Auch mit der an seiner Person sichtlich interessierten gleichaltrigen Gwen Stacy (Emma Stone, „Zombieland“) kann er anfangs wenig Anfangen. Als er zufällig auf die alte Arbeitstasche seines verstorbenen Vaters stößt, entdeckt er neben mysteriösen Formeln auch ein Bild seines biologischen Erzeugers, auf welchem dieser mit dem genialen Herpetologen Dr. Curt Connors (Rhys Ifans, „Mr. Nice“) zu sehen ist. Der Neugier erlegen, begibt sich Peter zum OSCORP Komplex, wo sein Vater und der einarmige Connors mit genetischen Experimenten und Forschungen an Reptilien die Reproduktion von Gliedmaßen auch für Menschen realisieren wollten. So kommt es, wie es kommen muss: Peter mutiert nach dem verhängnisvollen Stich einer genetisch bearbeiteten Spinne zum agilen Spandexträger, Connors darf nach einem Selbstversuch zur mächtigen Echse mutieren.

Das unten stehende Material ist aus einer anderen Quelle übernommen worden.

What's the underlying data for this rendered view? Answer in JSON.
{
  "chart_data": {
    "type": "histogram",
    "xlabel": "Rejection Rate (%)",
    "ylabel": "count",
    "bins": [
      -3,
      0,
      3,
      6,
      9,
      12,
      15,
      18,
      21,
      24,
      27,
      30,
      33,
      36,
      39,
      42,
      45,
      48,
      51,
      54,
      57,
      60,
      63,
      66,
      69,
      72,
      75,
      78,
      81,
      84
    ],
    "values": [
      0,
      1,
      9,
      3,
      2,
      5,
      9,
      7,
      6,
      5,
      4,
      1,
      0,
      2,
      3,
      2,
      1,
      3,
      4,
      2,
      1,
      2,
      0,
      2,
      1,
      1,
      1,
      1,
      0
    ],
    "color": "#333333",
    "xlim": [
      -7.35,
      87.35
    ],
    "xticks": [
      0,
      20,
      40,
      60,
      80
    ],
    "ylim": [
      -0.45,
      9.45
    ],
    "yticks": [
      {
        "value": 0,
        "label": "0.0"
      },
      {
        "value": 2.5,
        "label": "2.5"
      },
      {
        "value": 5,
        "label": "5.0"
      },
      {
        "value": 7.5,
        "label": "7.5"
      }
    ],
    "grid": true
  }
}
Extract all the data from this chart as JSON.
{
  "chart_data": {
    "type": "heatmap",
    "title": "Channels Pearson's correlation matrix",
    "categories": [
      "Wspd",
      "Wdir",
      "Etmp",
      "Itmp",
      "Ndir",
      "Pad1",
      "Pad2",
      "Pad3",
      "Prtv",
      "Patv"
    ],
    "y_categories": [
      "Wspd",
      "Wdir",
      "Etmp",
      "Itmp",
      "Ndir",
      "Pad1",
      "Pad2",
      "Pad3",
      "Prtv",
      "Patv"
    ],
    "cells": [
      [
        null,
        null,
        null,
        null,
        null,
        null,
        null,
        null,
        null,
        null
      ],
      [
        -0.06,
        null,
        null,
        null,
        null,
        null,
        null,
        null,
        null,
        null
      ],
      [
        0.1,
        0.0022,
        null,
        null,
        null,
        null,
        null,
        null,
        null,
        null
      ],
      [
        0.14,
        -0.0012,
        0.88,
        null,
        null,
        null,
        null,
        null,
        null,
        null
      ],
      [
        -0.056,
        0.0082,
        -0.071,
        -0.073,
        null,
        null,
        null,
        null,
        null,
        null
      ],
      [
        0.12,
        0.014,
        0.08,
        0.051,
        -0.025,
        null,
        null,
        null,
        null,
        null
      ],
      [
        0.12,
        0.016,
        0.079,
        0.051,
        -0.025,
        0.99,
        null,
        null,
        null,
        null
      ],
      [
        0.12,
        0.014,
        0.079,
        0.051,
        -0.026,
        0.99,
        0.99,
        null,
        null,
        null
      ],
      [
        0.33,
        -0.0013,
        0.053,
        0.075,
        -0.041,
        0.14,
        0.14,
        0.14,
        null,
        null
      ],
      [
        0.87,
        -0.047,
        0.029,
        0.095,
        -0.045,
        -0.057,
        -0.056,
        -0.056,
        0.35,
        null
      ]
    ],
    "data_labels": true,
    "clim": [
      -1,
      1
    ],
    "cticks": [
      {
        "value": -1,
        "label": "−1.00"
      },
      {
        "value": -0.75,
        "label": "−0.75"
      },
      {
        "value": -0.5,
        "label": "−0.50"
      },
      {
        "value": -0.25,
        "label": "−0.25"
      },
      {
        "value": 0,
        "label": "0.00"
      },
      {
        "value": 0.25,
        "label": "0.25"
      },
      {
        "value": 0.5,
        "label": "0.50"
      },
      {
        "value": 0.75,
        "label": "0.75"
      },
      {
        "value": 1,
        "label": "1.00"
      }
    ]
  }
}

Nicht nur Gwen, die für Connors assistiert, ist bald in Gefahr. Das erkennt wiederum auch ihr Vater, Police Captain George Stacy („Rescue Me“-Star Denis Leary), der aber auch in Spider-Man eine große Bedrohung für die Sicherheit seiner Stadt sieht. Dass Marc Webb mit der Neuauflage von „The Amazing Spider-Man“ keinen leichten Einstand hatte, dürfte sich herumgesprochen haben. Doch die Herkulesaufgabe meistert der ehemalige Clip-Regisseur mit Bravour. Hatte Raimi 2002 noch mit seiner bunt-poppigen Ekranisierung des beliebten arachnoiden Superhelden begeistert, so ist die 2012er Edition, wie es sich für die Nolan’sche Post-Batman-Ära gehört, dreckiger, rauer, ja gar erwachsener. Dazu passend ist die FX-Arbeit mehr als gelungen. Wenn Peter bzw. Spider-Man in schwindelnder Höhe durch die Gegend klettert, ist der Bits-Anteil der Szenerie so gut wie nicht zu erkennen. Doch nicht nur aufgrund der technischen Seite darf der Film in die Oberliga der Comicverfilmungen aufgenommen werden. Hatte die vorherige Trilogie schon einen Bomben-Cast, so braucht sich der erste Teil der geplanten neuen Reihe auch nicht zu verstecken.
Andrew Garfields Peter ist gänzlich anders als Toby Maguires. Entpuppte sich letzterer als perfekte Verkörperung der spaßigeren Raimi-Version, so ist Garfield hervorragend als der trostlose(re) Peter Parker. Auch der Rest des Ensembles überzeugt restlos, bei Namen wie Martin Sheen, Rhys Ifans und Denis Leary war mangelnde Qualität aber auch nicht zu befürchten. Zudem bekam Comic-Papst Stan Lee den witzigsten Auftritt seiner gesamten Cameo-Karriere spendiert. Da in den 136 Minuten einiges an Fragen offen gelassen wird, sind weitere Fortsetzungen wünschenswert. Für die Zukunft wäre – vor allem aus Perspektive der eingefleischten Comic-Nerds – allerdings vor allem zu hoffen, dass Sony und Disney sich tatsächlich näher kommen mögen. Schließlich ist auch Spider-Man ein Mitglied der ruhmreichen „Avengers“. Doch auch weitere Solo-Abenteuer des Netzschwingers sind absolut willkommen!